Ранка уже не кровоточила. Барбара всю прижгла ее целительным камнем, отерла кровь с лица.
– Позови ко мне бернардинца.
– Антония?
– Нет, Николу де Мело.
Монах этот был новым человеком в Тушине. Судьба его вызывала почтение. Он повидал на своем веку множество изумительных, почти сказочных стран, много претерпел. Итальянец, он владел языками народов, о коих неведомо было не только в России, но и в Польше и в самом Риме. Де Мело проповедовал слово Божие на островах страны, называемой Филиппинами. Со своим учеником, японцем, он возвращался в Рим через Персию и Россию. В Москве они остановились в доме итальянца Павла Читадини. К своему несчастью, де Мело крестил в католическую веру одного ребенка. Враг итальянцев англичанин донес об этом крещении, Николу де Мело арестовали, отправили на исправление в Соловки, а потом в Борисо-Глебский монастырь, где совершал свои подвиги знаменитый аскет Иринарх. Освободил Николу Сапега, держал при себе и только совсем недавно отпустил в Тушино.

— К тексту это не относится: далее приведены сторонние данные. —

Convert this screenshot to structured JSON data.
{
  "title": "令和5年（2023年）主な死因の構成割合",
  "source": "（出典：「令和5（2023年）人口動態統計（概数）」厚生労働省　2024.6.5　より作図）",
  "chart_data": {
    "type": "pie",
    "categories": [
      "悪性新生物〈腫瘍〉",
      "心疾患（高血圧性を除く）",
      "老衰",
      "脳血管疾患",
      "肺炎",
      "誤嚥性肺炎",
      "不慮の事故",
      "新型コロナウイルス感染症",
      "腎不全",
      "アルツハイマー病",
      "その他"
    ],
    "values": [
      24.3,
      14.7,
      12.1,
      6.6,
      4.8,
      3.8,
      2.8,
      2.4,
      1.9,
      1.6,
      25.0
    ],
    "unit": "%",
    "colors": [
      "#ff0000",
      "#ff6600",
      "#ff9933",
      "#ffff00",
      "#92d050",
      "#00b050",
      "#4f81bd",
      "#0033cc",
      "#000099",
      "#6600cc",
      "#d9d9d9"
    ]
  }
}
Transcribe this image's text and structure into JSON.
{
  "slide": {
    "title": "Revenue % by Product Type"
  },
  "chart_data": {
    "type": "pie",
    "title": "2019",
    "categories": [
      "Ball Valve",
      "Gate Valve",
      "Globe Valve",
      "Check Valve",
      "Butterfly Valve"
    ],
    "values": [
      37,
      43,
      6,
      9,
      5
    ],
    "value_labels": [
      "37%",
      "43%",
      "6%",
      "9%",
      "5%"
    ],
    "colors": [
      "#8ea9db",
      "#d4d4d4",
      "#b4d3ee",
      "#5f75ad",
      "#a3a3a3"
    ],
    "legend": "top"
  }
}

Монах был немолод, но лицо сохранил юношеское.
Марина Юрьевна подошла под благословение, спросила:
– Покойнее ли вам, святой отец, в нашем польском заточении против того, что вы претерпели от русских?
– Я не чаял вернуться когда-либо в мир людей благородных. Что же касается монастырской жизни – русские в вере, в наложении на себя обуз и всяческих запретов не знают никаких пределов. Угодно ли это Богу, не угодно ли, но они такие. Они так живут, так веруют, так постятся, до полного изнурения, они и молятся неистово, отбивая в день многие тысячи поклонов. Я, ваше величество, не судья людям. Я умею смотреть и сочувствовать.
– Что вам открыто в моей судьбе, святой отец? – Марина Юрьевна смотрела на монаха проникновенно, призвав на помощь все свое обаяние. – Ради Святой Девы, не утаите от меня то, что открыто вам, дурно ли это, страшно. Я на пороге полного отчаяния… Впрочем, что же это я сразу о себе? У меня есть чем порадовать вас, святой отец. Верные люди сообщили, что ученик ваш, японец, жив. Он в Москве. Он помнит вас, ждет.
Монах улыбнулся своей почти не плотской улыбкой. Скользнул по лицу свет и словно бы остался висеть в воздухе, ощущаемый, но невидимый.
– Провидец Иринарх однажды сказал мне, когда я тосковал по ученику, что тот жив, что душу его примет апостол Андрей Первозванный через два года.
– Это когда же?
– 30 ноября 1611-го, стало быть…
– Я жду от вас, видимо, почти такого же предвидения, – тихо сказала Марина Юрьевна.
Они беседовали по-русски, но способный де Мело уже прекрасно понимал и польскую речь.
– Увы! Не владею и сотой долей того, что открыто Иринарху, этому удивительному подвижнику. Обвешан пудами железа, он сидит взаперти множество лет, но знает, кажется, больше, чем все суетящиеся в миру.